Invece di occuparsi della prescrizione, Parlamento e Governo dovrebbero occuparsi di riportare la durata dei processi in termini dignitosi, assumendo magistrati, cancellieri, dotando di strumenti informatici gli uffici giudiziari e depenalizzando molti reati lievi. Ma così non è.

E qui si aprono vari fronti. Ci sono due esigenze da contemperare: la vittima di un reato, sia la singola persona che lo Stato, ha il diritto che il colpevole sia scovato, processato e condannato. Se lo Stato non è in grato di garantire questo diritto, lo Stato ha fallito. Ma c’è un altro principio da salvaguardare: poiché nessuno è colpevole fino a sentenza passata in giudicato nessuno deve subire un processo infinito e chiunque ha diritto di sapere in termini ragionevoli e certi se lo Stato lo considera colpevole o innocente in via definitiva.

Per assicurare il rispetto di questi due principi il nostro ordinamento penale andrebbe corretto in più punti, senza cancellare l’istituto della prescrizione o renderlo superfluo.

Innanzitutto bisognerebbe stabilire che la decorrenza dei termini della prescrizione si calcola non da quando il reato viene commesso ma da quando il reato è stato “scoperto”. Chi ha commesso un crimine ed è stato abile nel nasconderlo o nel nascondersi o nell’inquinare le prove per non farlo scoprire non può beneficiare di un “regalo” da parte dello Stato: sarebbe come premiare i rei che sono pure furbi e che si fanno beffa delle forze dell’ordine e della magistratura e riescono a tenere sotto la cenere le loro malefatte. Certo, scoprire un reato anni dopo che è stato commesso complica notevolmente la raccolta di prove e l’accertamento delle responsabilità e questo potrà incidere successivamente sulla durata del processo. Ma non c’è alcuna logica né alcun rispetto per le vittime dei reati e dell’esigenza di giustizia della collettività nel concedere uno sconto rispetto ai tempi di decorrenza della prescrizione che devono scattare solo quando lo Stato avvia l’azione penale.

Il secondo punto essenziale è che la prescrizione dovrebbe essere ancorata ad una tabella di marcia delle singole durate delle tappe processuali.

Il principio da stabilire è il contrario rispetto a quello attualmente applicato. La prescrizione deve essere un disincentivo ad allungare i processi e non il contrario.

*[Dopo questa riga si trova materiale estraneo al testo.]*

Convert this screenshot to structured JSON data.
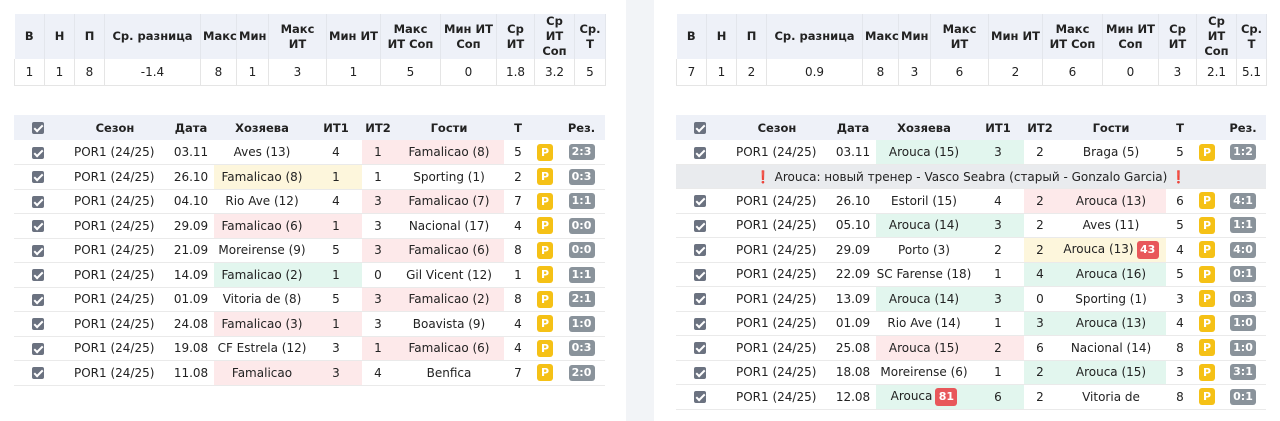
{
  "stats_headers": [
    "В",
    "Н",
    "П",
    "Ср. разница",
    "Макс",
    "Мин",
    "Макс ИТ",
    "Мин ИТ",
    "Макс ИТ Соп",
    "Мин ИТ Соп",
    "Ср ИТ",
    "Ср ИТ Соп",
    "Ср. Т"
  ],
  "games_headers": [
    "Сезон",
    "Дата",
    "Хозяева",
    "ИТ1",
    "ИТ2",
    "Гости",
    "Т",
    "Рез."
  ],
  "colors": {
    "badge_p": "#f5c116",
    "score_badge": "#8a939b",
    "red_highlight": "#fde9ea",
    "green_highlight": "#e2f6ee",
    "yellow_highlight": "#fdf6dc",
    "alert_badge": "#e8575a"
  },
  "left": {
    "stats": [
      "1",
      "1",
      "8",
      "-1.4",
      "8",
      "1",
      "3",
      "1",
      "5",
      "0",
      "1.8",
      "3.2",
      "5"
    ],
    "rows": [
      {
        "season": "POR1 (24/25)",
        "date": "03.11",
        "home": "Aves (13)",
        "it1": "4",
        "it2": "1",
        "away": "Famalicao (8)",
        "t": "5",
        "p": "P",
        "res": "2:3"
      },
      {
        "season": "POR1 (24/25)",
        "date": "26.10",
        "home": "Famalicao (8)",
        "it1": "1",
        "it2": "1",
        "away": "Sporting (1)",
        "t": "2",
        "p": "P",
        "res": "0:3"
      },
      {
        "season": "POR1 (24/25)",
        "date": "04.10",
        "home": "Rio Ave (12)",
        "it1": "4",
        "it2": "3",
        "away": "Famalicao (7)",
        "t": "7",
        "p": "P",
        "res": "1:1"
      },
      {
        "season": "POR1 (24/25)",
        "date": "29.09",
        "home": "Famalicao (6)",
        "it1": "1",
        "it2": "3",
        "away": "Nacional (17)",
        "t": "4",
        "p": "P",
        "res": "0:0"
      },
      {
        "season": "POR1 (24/25)",
        "date": "21.09",
        "home": "Moreirense (9)",
        "it1": "5",
        "it2": "3",
        "away": "Famalicao (6)",
        "t": "8",
        "p": "P",
        "res": "0:0"
      },
      {
        "season": "POR1 (24/25)",
        "date": "14.09",
        "home": "Famalicao (2)",
        "it1": "1",
        "it2": "0",
        "away": "Gil Vicent (12)",
        "t": "1",
        "p": "P",
        "res": "1:1"
      },
      {
        "season": "POR1 (24/25)",
        "date": "01.09",
        "home": "Vitoria de (8)",
        "it1": "5",
        "it2": "3",
        "away": "Famalicao (2)",
        "t": "8",
        "p": "P",
        "res": "2:1"
      },
      {
        "season": "POR1 (24/25)",
        "date": "24.08",
        "home": "Famalicao (3)",
        "it1": "1",
        "it2": "3",
        "away": "Boavista (9)",
        "t": "4",
        "p": "P",
        "res": "1:0"
      },
      {
        "season": "POR1 (24/25)",
        "date": "19.08",
        "home": "CF Estrela (12)",
        "it1": "3",
        "it2": "1",
        "away": "Famalicao (6)",
        "t": "4",
        "p": "P",
        "res": "0:3"
      },
      {
        "season": "POR1 (24/25)",
        "date": "11.08",
        "home": "Famalicao",
        "it1": "3",
        "it2": "4",
        "away": "Benfica",
        "t": "7",
        "p": "P",
        "res": "2:0"
      }
    ]
  },
  "right": {
    "stats": [
      "7",
      "1",
      "2",
      "0.9",
      "8",
      "3",
      "6",
      "2",
      "6",
      "0",
      "3",
      "2.1",
      "5.1"
    ],
    "first_row": {
      "season": "POR1 (24/25)",
      "date": "03.11",
      "home": "Arouca (15)",
      "it1": "3",
      "it2": "2",
      "away": "Braga (5)",
      "t": "5",
      "p": "P",
      "res": "1:2"
    },
    "note": {
      "mark": "❗",
      "text": "Arouca: новый тренер - Vasco Seabra (старый - Gonzalo Garcia)"
    },
    "rows": [
      {
        "season": "POR1 (24/25)",
        "date": "26.10",
        "home": "Estoril (15)",
        "it1": "4",
        "it2": "2",
        "away": "Arouca (13)",
        "t": "6",
        "p": "P",
        "res": "4:1"
      },
      {
        "season": "POR1 (24/25)",
        "date": "05.10",
        "home": "Arouca (14)",
        "it1": "3",
        "it2": "2",
        "away": "Aves (11)",
        "t": "5",
        "p": "P",
        "res": "1:1"
      },
      {
        "season": "POR1 (24/25)",
        "date": "29.09",
        "home": "Porto (3)",
        "it1": "2",
        "it2": "2",
        "away": "Arouca (13)",
        "away_badge": "43",
        "t": "4",
        "p": "P",
        "res": "4:0"
      },
      {
        "season": "POR1 (24/25)",
        "date": "22.09",
        "home": "SC Farense (18)",
        "it1": "1",
        "it2": "4",
        "away": "Arouca (16)",
        "t": "5",
        "p": "P",
        "res": "0:1"
      },
      {
        "season": "POR1 (24/25)",
        "date": "13.09",
        "home": "Arouca (14)",
        "it1": "3",
        "it2": "0",
        "away": "Sporting (1)",
        "t": "3",
        "p": "P",
        "res": "0:3"
      },
      {
        "season": "POR1 (24/25)",
        "date": "01.09",
        "home": "Rio Ave (14)",
        "it1": "1",
        "it2": "3",
        "away": "Arouca (13)",
        "t": "4",
        "p": "P",
        "res": "1:0"
      },
      {
        "season": "POR1 (24/25)",
        "date": "25.08",
        "home": "Arouca (15)",
        "it1": "2",
        "it2": "6",
        "away": "Nacional (14)",
        "t": "8",
        "p": "P",
        "res": "1:0"
      },
      {
        "season": "POR1 (24/25)",
        "date": "18.08",
        "home": "Moreirense (6)",
        "it1": "1",
        "it2": "2",
        "away": "Arouca (15)",
        "t": "3",
        "p": "P",
        "res": "3:1"
      },
      {
        "season": "POR1 (24/25)",
        "date": "12.08",
        "home": "Arouca",
        "home_badge": "81",
        "it1": "6",
        "it2": "2",
        "away": "Vitoria de",
        "t": "8",
        "p": "P",
        "res": "0:1"
      }
    ]
  }
}
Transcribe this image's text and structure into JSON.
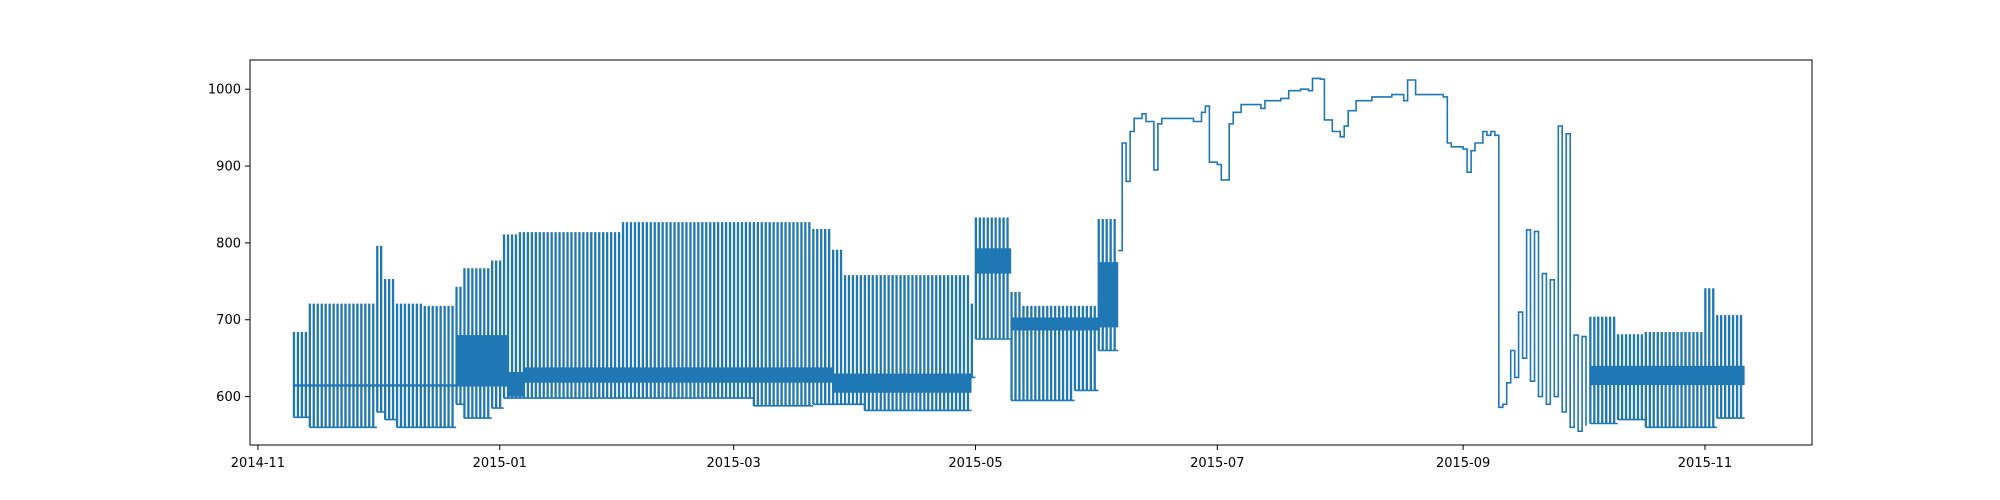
{
  "chart_data": {
    "type": "line",
    "title": "",
    "xlabel": "",
    "ylabel": "",
    "grid": false,
    "legend": "none",
    "xlim": [
      "2014-10-30",
      "2015-11-28"
    ],
    "ylim": [
      537,
      1038
    ],
    "x_ticks": [
      {
        "date": "2014-11-01",
        "label": "2014-11"
      },
      {
        "date": "2015-01-01",
        "label": "2015-01"
      },
      {
        "date": "2015-03-01",
        "label": "2015-03"
      },
      {
        "date": "2015-05-01",
        "label": "2015-05"
      },
      {
        "date": "2015-07-01",
        "label": "2015-07"
      },
      {
        "date": "2015-09-01",
        "label": "2015-09"
      },
      {
        "date": "2015-11-01",
        "label": "2015-11"
      }
    ],
    "y_ticks": [
      {
        "value": 600,
        "label": "600"
      },
      {
        "value": 700,
        "label": "700"
      },
      {
        "value": 800,
        "label": "800"
      },
      {
        "value": 900,
        "label": "900"
      },
      {
        "value": 1000,
        "label": "1000"
      }
    ],
    "series": [
      {
        "color": "#1f77b4",
        "oscillating_segments": [
          {
            "start": "2014-11-10",
            "end": "2014-11-14",
            "period_days": 1,
            "high": 683,
            "low": 573
          },
          {
            "start": "2014-11-14",
            "end": "2014-12-01",
            "period_days": 1,
            "high": 720,
            "low": 560
          },
          {
            "start": "2014-12-01",
            "end": "2014-12-03",
            "period_days": 1,
            "high": 795,
            "low": 580
          },
          {
            "start": "2014-12-03",
            "end": "2014-12-06",
            "period_days": 1,
            "high": 752,
            "low": 570
          },
          {
            "start": "2014-12-06",
            "end": "2014-12-13",
            "period_days": 1,
            "high": 720,
            "low": 560
          },
          {
            "start": "2014-12-13",
            "end": "2014-12-21",
            "period_days": 1,
            "high": 717,
            "low": 560
          },
          {
            "start": "2014-12-21",
            "end": "2014-12-23",
            "period_days": 1,
            "high": 742,
            "low": 590
          },
          {
            "start": "2014-12-23",
            "end": "2014-12-30",
            "period_days": 1,
            "high": 766,
            "low": 572
          },
          {
            "start": "2014-12-30",
            "end": "2015-01-02",
            "period_days": 1,
            "high": 776,
            "low": 585
          },
          {
            "start": "2015-01-02",
            "end": "2015-01-06",
            "period_days": 1,
            "high": 810,
            "low": 598
          },
          {
            "start": "2015-01-06",
            "end": "2015-02-01",
            "period_days": 1,
            "high": 813,
            "low": 598
          },
          {
            "start": "2015-02-01",
            "end": "2015-03-06",
            "period_days": 1,
            "high": 826,
            "low": 598
          },
          {
            "start": "2015-03-06",
            "end": "2015-03-21",
            "period_days": 1,
            "high": 826,
            "low": 588
          },
          {
            "start": "2015-03-21",
            "end": "2015-03-26",
            "period_days": 1,
            "high": 817,
            "low": 590
          },
          {
            "start": "2015-03-26",
            "end": "2015-03-29",
            "period_days": 1,
            "high": 790,
            "low": 590
          },
          {
            "start": "2015-03-29",
            "end": "2015-04-03",
            "period_days": 1,
            "high": 757,
            "low": 590
          },
          {
            "start": "2015-04-03",
            "end": "2015-04-30",
            "period_days": 1,
            "high": 757,
            "low": 582
          },
          {
            "start": "2015-04-30",
            "end": "2015-05-01",
            "period_days": 1,
            "high": 720,
            "low": 625
          },
          {
            "start": "2015-05-01",
            "end": "2015-05-10",
            "period_days": 1,
            "high": 832,
            "low": 675
          },
          {
            "start": "2015-05-10",
            "end": "2015-05-13",
            "period_days": 1,
            "high": 735,
            "low": 595
          },
          {
            "start": "2015-05-13",
            "end": "2015-05-26",
            "period_days": 1,
            "high": 717,
            "low": 595
          },
          {
            "start": "2015-05-26",
            "end": "2015-06-01",
            "period_days": 1,
            "high": 717,
            "low": 608
          },
          {
            "start": "2015-06-01",
            "end": "2015-06-06",
            "period_days": 1,
            "high": 830,
            "low": 660
          },
          {
            "start": "2015-10-03",
            "end": "2015-10-10",
            "period_days": 1,
            "high": 703,
            "low": 565
          },
          {
            "start": "2015-10-10",
            "end": "2015-10-17",
            "period_days": 1,
            "high": 680,
            "low": 570
          },
          {
            "start": "2015-10-17",
            "end": "2015-11-01",
            "period_days": 1,
            "high": 683,
            "low": 560
          },
          {
            "start": "2015-11-01",
            "end": "2015-11-04",
            "period_days": 1,
            "high": 740,
            "low": 560
          },
          {
            "start": "2015-11-04",
            "end": "2015-11-11",
            "period_days": 1,
            "high": 705,
            "low": 572
          }
        ],
        "inner_band_segments": [
          {
            "start": "2014-11-10",
            "end": "2014-12-21",
            "high": 616,
            "low": 613
          },
          {
            "start": "2014-12-21",
            "end": "2015-01-03",
            "high": 680,
            "low": 613
          },
          {
            "start": "2015-01-03",
            "end": "2015-01-07",
            "high": 632,
            "low": 600
          },
          {
            "start": "2015-01-07",
            "end": "2015-03-26",
            "high": 638,
            "low": 618
          },
          {
            "start": "2015-03-26",
            "end": "2015-04-30",
            "high": 630,
            "low": 605
          },
          {
            "start": "2015-05-01",
            "end": "2015-05-10",
            "high": 793,
            "low": 760
          },
          {
            "start": "2015-05-10",
            "end": "2015-06-01",
            "high": 703,
            "low": 686
          },
          {
            "start": "2015-06-01",
            "end": "2015-06-06",
            "high": 775,
            "low": 690
          },
          {
            "start": "2015-10-03",
            "end": "2015-11-11",
            "high": 640,
            "low": 615
          }
        ],
        "points": [
          [
            "2015-06-06",
            790
          ],
          [
            "2015-06-07",
            930
          ],
          [
            "2015-06-08",
            880
          ],
          [
            "2015-06-09",
            945
          ],
          [
            "2015-06-10",
            962
          ],
          [
            "2015-06-12",
            968
          ],
          [
            "2015-06-13",
            958
          ],
          [
            "2015-06-15",
            895
          ],
          [
            "2015-06-16",
            955
          ],
          [
            "2015-06-17",
            962
          ],
          [
            "2015-06-25",
            958
          ],
          [
            "2015-06-27",
            970
          ],
          [
            "2015-06-28",
            978
          ],
          [
            "2015-06-29",
            905
          ],
          [
            "2015-07-01",
            902
          ],
          [
            "2015-07-02",
            882
          ],
          [
            "2015-07-04",
            955
          ],
          [
            "2015-07-05",
            970
          ],
          [
            "2015-07-07",
            980
          ],
          [
            "2015-07-12",
            975
          ],
          [
            "2015-07-13",
            985
          ],
          [
            "2015-07-17",
            988
          ],
          [
            "2015-07-19",
            998
          ],
          [
            "2015-07-22",
            1000
          ],
          [
            "2015-07-24",
            998
          ],
          [
            "2015-07-25",
            1014
          ],
          [
            "2015-07-27",
            1013
          ],
          [
            "2015-07-28",
            960
          ],
          [
            "2015-07-30",
            945
          ],
          [
            "2015-08-01",
            938
          ],
          [
            "2015-08-02",
            952
          ],
          [
            "2015-08-03",
            972
          ],
          [
            "2015-08-05",
            985
          ],
          [
            "2015-08-09",
            990
          ],
          [
            "2015-08-14",
            993
          ],
          [
            "2015-08-17",
            985
          ],
          [
            "2015-08-18",
            1012
          ],
          [
            "2015-08-20",
            993
          ],
          [
            "2015-08-27",
            990
          ],
          [
            "2015-08-28",
            930
          ],
          [
            "2015-08-29",
            925
          ],
          [
            "2015-09-01",
            922
          ],
          [
            "2015-09-02",
            892
          ],
          [
            "2015-09-03",
            920
          ],
          [
            "2015-09-04",
            930
          ],
          [
            "2015-09-06",
            945
          ],
          [
            "2015-09-07",
            940
          ],
          [
            "2015-09-08",
            945
          ],
          [
            "2015-09-09",
            940
          ],
          [
            "2015-09-10",
            586
          ],
          [
            "2015-09-11",
            590
          ],
          [
            "2015-09-12",
            618
          ],
          [
            "2015-09-13",
            660
          ],
          [
            "2015-09-14",
            625
          ],
          [
            "2015-09-15",
            710
          ],
          [
            "2015-09-16",
            650
          ],
          [
            "2015-09-17",
            817
          ],
          [
            "2015-09-18",
            620
          ],
          [
            "2015-09-19",
            815
          ],
          [
            "2015-09-20",
            600
          ],
          [
            "2015-09-21",
            760
          ],
          [
            "2015-09-22",
            590
          ],
          [
            "2015-09-23",
            752
          ],
          [
            "2015-09-24",
            600
          ],
          [
            "2015-09-25",
            952
          ],
          [
            "2015-09-26",
            580
          ],
          [
            "2015-09-27",
            942
          ],
          [
            "2015-09-28",
            560
          ],
          [
            "2015-09-29",
            680
          ],
          [
            "2015-09-30",
            555
          ],
          [
            "2015-10-01",
            678
          ],
          [
            "2015-10-02",
            562
          ]
        ]
      }
    ]
  }
}
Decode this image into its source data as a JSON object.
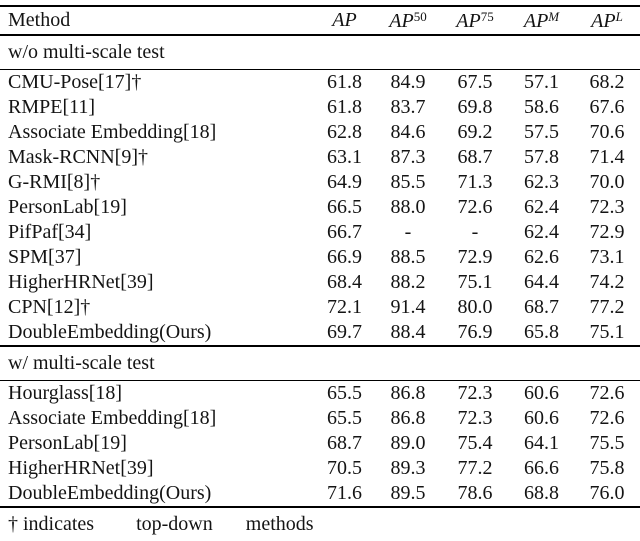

Si stabilisce che la sentenza di primo grado deve arrivare entro tre anni? Vuol dire che se essa arriva in tempo, si interrompe il calcolo della prescrizione, ma se la sentenza non arriva, passati i tre anni, la prescrizione continua a fare il suo corso. Si stabilisce che il processo di Appello deve durare un anno? Vuol dire che se la sentenza arriva entro quel termine la prescrizione si interrompe, altrimenti i tempi continuano a scorrere e così via. Quindi, nessun reato potrebbe essere prescritto prima dei cinque anni dall’inizio del processo inteso come avvio dell’azione penale con l’iscrizione nel registro degli indagati. Per disincentivare il reo dall’occultare le sue malefatte si potrebbe stabilire un rapporto di proporzionalità inversa tra il ritardo con cui il reato viene scoperto e la durata della prescrizione: più tardi c’è la notitia criminis meno tempo dura la prescrizione, quindi il rischio che un reato sia estinto per prescrizione diminuisce quanto più tardi si avvia l’azione penale.

A questi principi si potrebbe derogare per alcuni reati di particolare gravità o allarme sociale, per i quali l’acquisizione delle prove è resa particolarmente complessa. In questi casi, sia i tempi dei processi che quelli della prescrizione potrebbero subire un allungamento, sempre “ragionevole” e motivato.

Ma non può mai essere considerato motivo valido per allungare un processo la carenza di cancellieri, di magistrati e di mezzi tecnici. Uno Stato civile non risparmia sulla Giustizia.

Se si vuol uscire dall’impasse sul blocco della prescrizione in vigore, il Governo si impegni entro dicembre  a modificare le norme penali e processuali, a depenalizzare molti reati, ad assumere 10.000 cancellieri (anche attingendo ad altre amministrazioni) ad avviare i concorsi per assumere in due anni 3000 magistrati, ad istituire la figura dei manager non magistrati che devono gestire l’organizzazione degli uffici giudiziari e a destinare le risorse economiche necessarie per dotare di mezzi tecnici Tribunali e Corti di Appello. O si fa sul serio o si continua a fare ingiustizia.